Alex Pawlowski veröffentlicht in The Strategy Stack einen Methodenleitfaden, der die Marktforschung für das KI-Zeitalter neu positioniert. Seine Diagnose beginnt mit drei Schwächen: eine Informationsüberflutung, die Rauschen statt Klarheit erzeugt, verzögerte Berichte, die die Vergangenheit beschreiben, sowie Erkenntnisse, die selten in Handlung übersetzt werden. Seine These: Der Wert liegt nicht mehr im statischen Bericht, sondern in einer living decision surface — einem sich weiterentwickelnden Modell, das als operatives System gepflegt wird. Märkte werden darin als dynamische Spannungsfelder behandelt, nicht als feste Wettbewerbslandschaften.

Sein zentraler Beitrag ist die Tension Map: Statt Wettbewerber und Marktanteile abzubilden, identifiziert sie Widersprüche und Spannungspunkte — „wo Nutzer mehr wollen, als Produkte liefern", Fehlausrichtungen zwischen Preis und Wert, starke etablierte Anbieter ohne emotionale Resonanz, Reibung, die mangels Alternative akzeptiert wird. Die Tension Map macht Opportunity Spaces sichtbar, die klassischen Analysen verborgen bleiben.

Drei Recherchemodi strukturieren die Methode: Discovery Mode legt die Baseline fest (Akteure, sichtbare Muster); Tension Mode lokalisiert Unzufriedenheit und unterversorgte Segmente; Decision Mode übersetzt Interpretation in Handlung. Der 7-Schritte-Workflow operationalisiert dies: (1) eine präzise Fragestellung definieren, (2) Rohsignale sammeln (Rezensionen, Dokumentationen, Transkripte — keine synthetisierten Berichte), (3) die Tension Map erstellen, (4) KI-gestützte Strukturanalyse, (5) Interpretationen durch gegnerische Perspektiven einem Stresstest unterziehen, (6) Spannungen in Entscheidungen übersetzen, (7) das Ergebnis als aktualisierbares Marktmodell bewahren.

Der Tool-Stack ist phasenweise orchestriert: Perplexity für Expansion (Discovery), Claude für Tiefe und Kontinuität (großes Kontextfenster, widersprüchliche Signale), ChatGPT für Iterationsgeschwindigkeit (Reframing, alternative Strukturen), Multi-Agent für produktiven Dissens über zugewiesene Rollen (Analyst, Kritiker, Stratege). Die Stärke der Fragestellung ist zentral — „Wo wird Pricing eher toleriert als angenommen?" (stark) gegenüber „Was sind die Trends?" (schwach).

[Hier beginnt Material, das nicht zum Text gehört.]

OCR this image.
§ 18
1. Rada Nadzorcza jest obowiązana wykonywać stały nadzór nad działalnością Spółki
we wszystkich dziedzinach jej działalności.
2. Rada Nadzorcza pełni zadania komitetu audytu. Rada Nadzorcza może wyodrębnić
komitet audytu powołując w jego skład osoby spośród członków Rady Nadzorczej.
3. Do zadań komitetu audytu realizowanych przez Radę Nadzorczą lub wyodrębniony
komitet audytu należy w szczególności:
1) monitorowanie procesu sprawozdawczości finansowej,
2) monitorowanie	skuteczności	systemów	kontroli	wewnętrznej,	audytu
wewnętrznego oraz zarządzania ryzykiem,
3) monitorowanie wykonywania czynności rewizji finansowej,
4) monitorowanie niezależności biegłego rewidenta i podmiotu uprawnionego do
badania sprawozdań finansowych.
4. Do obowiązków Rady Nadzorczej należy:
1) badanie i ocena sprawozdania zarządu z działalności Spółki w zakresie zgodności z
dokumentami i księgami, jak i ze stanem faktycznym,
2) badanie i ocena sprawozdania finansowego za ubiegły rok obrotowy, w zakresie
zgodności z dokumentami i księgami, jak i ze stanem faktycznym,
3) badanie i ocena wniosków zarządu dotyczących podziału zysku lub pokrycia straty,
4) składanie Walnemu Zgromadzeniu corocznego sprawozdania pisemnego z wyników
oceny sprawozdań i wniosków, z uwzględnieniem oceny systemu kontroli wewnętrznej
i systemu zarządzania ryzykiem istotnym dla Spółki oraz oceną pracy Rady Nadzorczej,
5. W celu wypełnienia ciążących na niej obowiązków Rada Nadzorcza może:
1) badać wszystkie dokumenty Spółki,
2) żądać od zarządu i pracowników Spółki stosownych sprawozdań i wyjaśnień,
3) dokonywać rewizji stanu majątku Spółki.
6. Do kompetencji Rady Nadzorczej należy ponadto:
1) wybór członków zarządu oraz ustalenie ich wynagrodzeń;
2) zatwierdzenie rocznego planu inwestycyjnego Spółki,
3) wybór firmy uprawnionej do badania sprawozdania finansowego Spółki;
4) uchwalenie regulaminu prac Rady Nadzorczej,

Pawlowski veranschaulicht dies am Markt der KI-Notiztools: Das Automatisierungsversprechen wird geschätzt, die Genauigkeit nach dem Meeting bleibt jedoch problematisch, Premium-Pricing wird in Teams toleriert, individuell aber als unfair empfunden, das Vertrauen in etablierte Anbieter konkurriert mit aufkommender Begeisterung. Das Stress-Testing ist ein ritualisierter Schritt: „Was würde die Interpretation widerlegen?", „Was würden skeptische Wettbewerber bestreiten?"

Vier Fehlermodi drohen: vage Fragestellungen, die zu poliert wirkenden, aber oberflächlichen Ergebnissen führen, übermäßiges Vertrauen in polished summaries zulasten von Rohsignalen, ausgelassene Validierung, die unbegründetes Vertrauen erzeugt, sowie Erkenntnisse, die nie in Entscheidungen übersetzt werden. Die Persistenz des Corpus in Claude Projects und die Pflege eines lebenden Modells machen aus Recherche einen sich kumulierenden Vermögenswert. Methodische Referenz: Richards Heuers (CIA) Analysis of Competing Hypotheses, übertragen auf KI. Marktforschung wird zu einem kontinuierlichen operativen System statt einer Abfolge einzelner Projekte.